The decomposition of calcium chlorate can be represented by the balanced equation:
2 Ca(ClO3)2 -> 2 CaCl2 + 3 O2
Step 2: Calculate the molar mass of calcium chlorate (Ca(ClO3)2).
Ca: 1 atom x 40.08 g/mol = 40.08 g/mol
Cl: 2 atoms x 35.45 g/mol = 70.90 g/mol
O: 6 atoms x 16.00 g/mol = 96.00 g/mol
Molar mass of Ca(ClO3)2 = 40.08 + 70.90 + 96.00 = 206.98 g/mol
Step 3: Convert the given mass of calcium chlorate (5.05 g) to moles.
moles = mass / molar mass
moles = 5.05 g / 206.98 g/mol ≈ 0.024 moles
Step 4: Use the stoichiometry of the balanced equation to convert moles of calcium chlorate to moles of oxygen gas.

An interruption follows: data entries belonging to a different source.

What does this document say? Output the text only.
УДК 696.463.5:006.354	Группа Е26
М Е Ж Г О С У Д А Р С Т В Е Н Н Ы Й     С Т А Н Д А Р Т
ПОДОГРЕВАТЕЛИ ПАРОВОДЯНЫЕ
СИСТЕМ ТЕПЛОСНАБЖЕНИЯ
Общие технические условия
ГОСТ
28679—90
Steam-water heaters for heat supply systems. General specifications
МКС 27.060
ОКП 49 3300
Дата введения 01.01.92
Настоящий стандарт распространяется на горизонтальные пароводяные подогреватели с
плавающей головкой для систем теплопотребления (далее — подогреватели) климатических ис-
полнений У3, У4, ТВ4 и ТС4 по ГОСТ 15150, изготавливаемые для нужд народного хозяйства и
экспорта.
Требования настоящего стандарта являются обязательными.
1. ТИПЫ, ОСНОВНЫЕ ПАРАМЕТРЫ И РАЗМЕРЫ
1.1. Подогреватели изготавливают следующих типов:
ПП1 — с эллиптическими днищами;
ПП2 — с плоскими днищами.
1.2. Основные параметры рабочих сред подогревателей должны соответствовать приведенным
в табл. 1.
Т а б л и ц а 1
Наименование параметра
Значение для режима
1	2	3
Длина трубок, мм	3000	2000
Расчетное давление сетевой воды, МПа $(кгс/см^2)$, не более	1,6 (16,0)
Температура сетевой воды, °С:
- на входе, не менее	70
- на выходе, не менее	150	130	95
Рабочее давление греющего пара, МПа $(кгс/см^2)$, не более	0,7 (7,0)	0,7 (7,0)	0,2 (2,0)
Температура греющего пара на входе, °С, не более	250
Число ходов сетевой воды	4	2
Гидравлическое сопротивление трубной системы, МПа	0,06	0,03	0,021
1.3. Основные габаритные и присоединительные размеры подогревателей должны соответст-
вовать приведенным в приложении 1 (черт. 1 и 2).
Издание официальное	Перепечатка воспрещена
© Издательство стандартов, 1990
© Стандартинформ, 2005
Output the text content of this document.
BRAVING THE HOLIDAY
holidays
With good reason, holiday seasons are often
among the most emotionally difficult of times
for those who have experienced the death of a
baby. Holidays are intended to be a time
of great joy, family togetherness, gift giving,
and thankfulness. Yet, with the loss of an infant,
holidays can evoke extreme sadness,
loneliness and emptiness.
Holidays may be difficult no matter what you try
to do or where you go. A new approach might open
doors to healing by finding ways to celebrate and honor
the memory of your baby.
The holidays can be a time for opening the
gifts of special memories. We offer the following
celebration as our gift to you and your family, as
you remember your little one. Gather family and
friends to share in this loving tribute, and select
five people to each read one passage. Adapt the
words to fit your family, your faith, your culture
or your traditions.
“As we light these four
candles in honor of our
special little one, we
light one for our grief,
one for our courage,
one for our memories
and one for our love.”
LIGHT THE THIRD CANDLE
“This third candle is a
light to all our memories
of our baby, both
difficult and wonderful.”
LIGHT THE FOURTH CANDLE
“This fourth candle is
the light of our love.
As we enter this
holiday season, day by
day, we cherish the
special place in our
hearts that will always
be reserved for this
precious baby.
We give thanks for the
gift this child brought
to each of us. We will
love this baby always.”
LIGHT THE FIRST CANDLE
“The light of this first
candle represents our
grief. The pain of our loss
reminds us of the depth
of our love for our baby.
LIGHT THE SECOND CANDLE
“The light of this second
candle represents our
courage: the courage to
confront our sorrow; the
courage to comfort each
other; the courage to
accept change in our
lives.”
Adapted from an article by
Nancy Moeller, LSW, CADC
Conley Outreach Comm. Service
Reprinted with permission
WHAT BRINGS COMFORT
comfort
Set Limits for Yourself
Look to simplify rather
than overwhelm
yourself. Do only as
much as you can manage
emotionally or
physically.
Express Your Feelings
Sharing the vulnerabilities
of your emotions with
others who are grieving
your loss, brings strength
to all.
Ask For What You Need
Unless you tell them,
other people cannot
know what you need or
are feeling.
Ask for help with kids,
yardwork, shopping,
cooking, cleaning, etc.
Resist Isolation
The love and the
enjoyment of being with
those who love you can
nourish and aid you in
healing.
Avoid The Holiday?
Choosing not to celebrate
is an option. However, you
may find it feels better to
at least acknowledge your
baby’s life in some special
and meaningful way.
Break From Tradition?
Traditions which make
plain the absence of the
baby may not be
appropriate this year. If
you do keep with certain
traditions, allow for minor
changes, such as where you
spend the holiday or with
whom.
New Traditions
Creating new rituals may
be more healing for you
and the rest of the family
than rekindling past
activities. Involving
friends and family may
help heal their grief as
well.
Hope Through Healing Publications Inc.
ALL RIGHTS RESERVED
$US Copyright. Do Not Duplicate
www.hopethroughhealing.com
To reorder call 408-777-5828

According to the balanced equation,
2 moles of Ca(ClO3)2 produce 3 moles of O2
So, for 0.024 moles of Ca(ClO3)2:
0.024 moles Ca(ClO3)2 x (3 moles O2 / 2 moles Ca(ClO3)2) = 0.036 moles of O2
Step 5: Convert moles of oxygen gas to volume using the ideal gas law equation.
PV = nRT
At STP (Standard Temperature and Pressure), T = 273 K, P = 1 atm, and R (the ideal gas constant) = 0.0821 L·atm/mol·K.
V = nRT / P
V = 0.036 mol x 0.0821 L·atm/mol·K x 273 K / 1 atm
V ≈ 0.82 L
Step 6: Convert liters to milliliters.
1 L = 1000 mL
Therefore, the volume of oxygen gas released from the decomposition of 5.05 g of calcium chlorate at STP is approximately 820 mL.